Netflix announced in September that the company is teaming with Yoozoo to produce an English-language adaptation of Liu Cixin’s best-selling trilogy.

An impressive array of producing talent has been brought on board the project – including Game Of Thrones creators David Benioff and D.B. Weiss; Alexander Woo, whose credits include The Terror: Infamy for AMC; Rian Johnson and Ram Bergman (Knives Out); Brad Pitt’s Plan B Entertainment, and Primitive Streak, founded by Robie Uniacke and Rosamund Pike.

Liu Cixin and the trilogy’s English translator Ken Liu are on board as consulting producers.

Lin founded mobile games publisher Yoozoo in 2009 and has a net worth of $1bn according to the Hurun China Rich List. The company is best known outside China as the developer of Game Of Thrones: Winter Is Coming, a mobile game based on the HBO hit series.

The company has already attempted a Chinese-language adaptation of The Three-Body Problem, a feature film directed by Zhang Fanfan, and starring Feng Shaofeng and Zhang Jingchu. The film was shot in northern China in 2015 but has never been released. Hopes are higher for an animated version of the trilogy, which Chinese streaming platform Bilibili commissioned from animation studio YHKT Entertainment (Incarnation).
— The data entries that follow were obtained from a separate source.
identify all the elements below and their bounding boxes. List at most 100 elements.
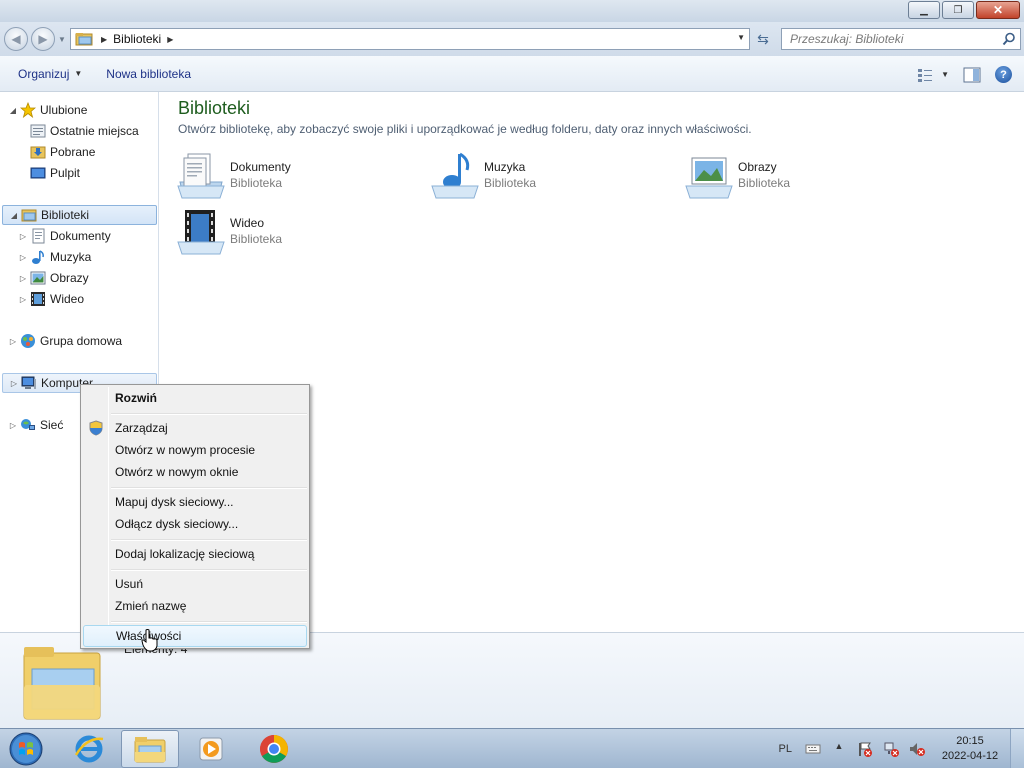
view-options-icon xyxy=(918,68,933,82)
new-library-button[interactable]: Nowa biblioteka xyxy=(97,56,200,91)
organize-menu[interactable]: Organizuj ▼ xyxy=(9,56,91,91)
sidebar-item-downloads[interactable]: Pobrane xyxy=(0,142,158,162)
libraries-folder-icon xyxy=(75,33,93,46)
recent-places-icon xyxy=(30,124,46,138)
menu-item-open-new-process[interactable]: Otwórz w nowym procesie xyxy=(83,439,307,461)
system-clock[interactable]: 20:15 2022-04-12 xyxy=(930,734,1010,764)
expand-arrow-icon[interactable]: ▷ xyxy=(8,421,18,430)
refresh-icon: ⇆ xyxy=(757,30,769,47)
library-documents[interactable]: Dokumenty Biblioteka xyxy=(176,152,416,200)
breadcrumb-separator-icon[interactable]: ▶ xyxy=(167,35,173,44)
library-music[interactable]: Muzyka Biblioteka xyxy=(430,152,670,200)
show-desktop-button[interactable] xyxy=(1010,729,1024,768)
menu-item-expand[interactable]: Rozwiń xyxy=(83,387,307,409)
expand-arrow-icon[interactable]: ▷ xyxy=(18,253,28,262)
search-box[interactable] xyxy=(781,28,1021,50)
change-view-button[interactable]: ▼ xyxy=(917,68,949,82)
sidebar-item-label: Dokumenty xyxy=(50,229,111,243)
menu-item-disconnect-network-drive[interactable]: Odłącz dysk sieciowy... xyxy=(83,513,307,535)
keyboard-icon[interactable] xyxy=(805,741,821,757)
taskbar-app-media-player[interactable] xyxy=(182,730,240,768)
hand-cursor-icon xyxy=(141,629,158,652)
refresh-button[interactable]: ⇆ xyxy=(752,28,774,50)
network-status-icon[interactable] xyxy=(883,741,899,757)
menu-item-add-network-location[interactable]: Dodaj lokalizację sieciową xyxy=(83,543,307,565)
pictures-icon xyxy=(30,271,46,285)
library-type: Biblioteka xyxy=(738,176,791,190)
menu-item-delete[interactable]: Usuń xyxy=(83,573,307,595)
address-dropdown-icon[interactable]: ▼ xyxy=(737,33,745,42)
windows-explorer-icon xyxy=(134,737,166,763)
computer-icon xyxy=(21,376,36,389)
menu-separator xyxy=(111,413,307,415)
collapse-arrow-icon[interactable]: ◢ xyxy=(9,211,19,220)
sidebar-item-label: Ulubione xyxy=(40,103,88,117)
expand-arrow-icon[interactable]: ▷ xyxy=(18,232,28,241)
taskbar-app-internet-explorer[interactable] xyxy=(60,730,118,768)
sidebar-item-documents[interactable]: ▷ Dokumenty xyxy=(0,226,158,246)
sidebar-item-desktop[interactable]: Pulpit xyxy=(0,163,158,183)
command-bar: Organizuj ▼ Nowa biblioteka ▼ ? xyxy=(0,56,1024,92)
window-title-bar[interactable]: ▁ ❐ ✕ xyxy=(0,0,1024,22)
page-description: Otwórz bibliotekę, aby zobaczyć swoje pl… xyxy=(178,122,752,136)
language-indicator[interactable]: PL xyxy=(779,743,792,755)
menu-item-manage[interactable]: Zarządzaj xyxy=(83,417,307,439)
context-menu: Rozwiń Zarządzaj Otwórz w nowym procesie… xyxy=(80,384,310,649)
menu-item-properties[interactable]: Właściwości xyxy=(83,625,307,647)
search-icon[interactable] xyxy=(1002,32,1016,46)
breadcrumb-separator-icon[interactable]: ▶ xyxy=(101,35,107,44)
videos-library-icon xyxy=(177,210,225,255)
expand-arrow-icon[interactable]: ▷ xyxy=(9,379,19,388)
library-text: Dokumenty Biblioteka xyxy=(230,160,291,190)
sidebar-item-favorites[interactable]: ◢ Ulubione xyxy=(0,100,158,120)
expand-arrow-icon[interactable]: ▷ xyxy=(18,274,28,283)
help-icon[interactable]: ? xyxy=(995,66,1012,83)
forward-button[interactable]: ▶ xyxy=(31,27,55,51)
expand-arrow-icon[interactable]: ▷ xyxy=(8,337,18,346)
expand-arrow-icon[interactable]: ▷ xyxy=(18,295,28,304)
sidebar-item-videos[interactable]: ▷ Wideo xyxy=(0,289,158,309)
chevron-down-icon: ▼ xyxy=(941,70,949,79)
music-library-icon xyxy=(431,152,479,199)
sidebar-item-libraries[interactable]: ◢ Biblioteki xyxy=(2,205,157,225)
page-title: Biblioteki xyxy=(178,98,251,118)
menu-item-rename[interactable]: Zmień nazwę xyxy=(83,595,307,617)
sidebar-item-homegroup[interactable]: ▷ Grupa domowa xyxy=(0,331,158,351)
library-type: Biblioteka xyxy=(230,176,283,190)
sidebar-item-music[interactable]: ▷ Muzyka xyxy=(0,247,158,267)
library-videos[interactable]: Wideo Biblioteka xyxy=(176,208,416,256)
minimize-button[interactable]: ▁ xyxy=(908,1,940,19)
sidebar-item-label: Pulpit xyxy=(50,166,81,180)
close-button[interactable]: ✕ xyxy=(976,1,1020,19)
start-button[interactable] xyxy=(6,731,46,767)
menu-item-map-network-drive[interactable]: Mapuj dysk sieciowy... xyxy=(83,491,307,513)
show-hidden-icons-icon[interactable]: ▲ xyxy=(831,741,847,757)
search-input[interactable] xyxy=(790,32,990,46)
chevron-down-icon: ▼ xyxy=(74,69,83,78)
star-icon xyxy=(20,102,36,118)
sidebar-item-label: Pobrane xyxy=(50,145,96,159)
organize-label: Organizuj xyxy=(18,66,70,81)
libraries-folder-icon xyxy=(21,209,37,222)
collapse-arrow-icon[interactable]: ◢ xyxy=(8,106,18,115)
library-type: Biblioteka xyxy=(484,176,537,190)
taskbar-app-windows-explorer[interactable] xyxy=(121,730,179,768)
library-name: Dokumenty xyxy=(230,160,291,174)
address-bar[interactable]: ▶ Biblioteki ▶ ▼ xyxy=(70,28,750,50)
restore-button[interactable]: ❐ xyxy=(942,1,974,19)
menu-item-open-new-window[interactable]: Otwórz w nowym oknie xyxy=(83,461,307,483)
library-pictures[interactable]: Obrazy Biblioteka xyxy=(684,152,924,200)
network-icon xyxy=(21,419,35,430)
back-button[interactable]: ◀ xyxy=(4,27,28,51)
sidebar-item-label: Grupa domowa xyxy=(40,334,123,348)
sidebar-item-pictures[interactable]: ▷ Obrazy xyxy=(0,268,158,288)
taskbar-app-chrome[interactable] xyxy=(245,730,303,768)
sidebar-item-recent-places[interactable]: Ostatnie miejsca xyxy=(0,121,158,141)
recent-pages-dropdown[interactable]: ▼ xyxy=(58,35,66,44)
volume-muted-icon[interactable] xyxy=(909,741,925,757)
breadcrumb-libraries[interactable]: Biblioteki xyxy=(113,32,161,46)
action-center-icon[interactable] xyxy=(857,741,873,757)
desktop-icon xyxy=(30,167,46,179)
preview-pane-icon[interactable] xyxy=(963,67,981,83)
menu-separator xyxy=(111,539,307,541)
Liu Cixin also wrote the short story that Chinese blockbuster The Wandering Earth was based on, and has fans including former US President Barack Obama and Facebook founder Mark Zuckerberg. However, he has also been a controversial figures in the US – in late September, five US senators questioned Netflix over adapting his work as he had allegedly supported the Chinese government’s policies to jail ethnic minority Uighurs in Xinjiang.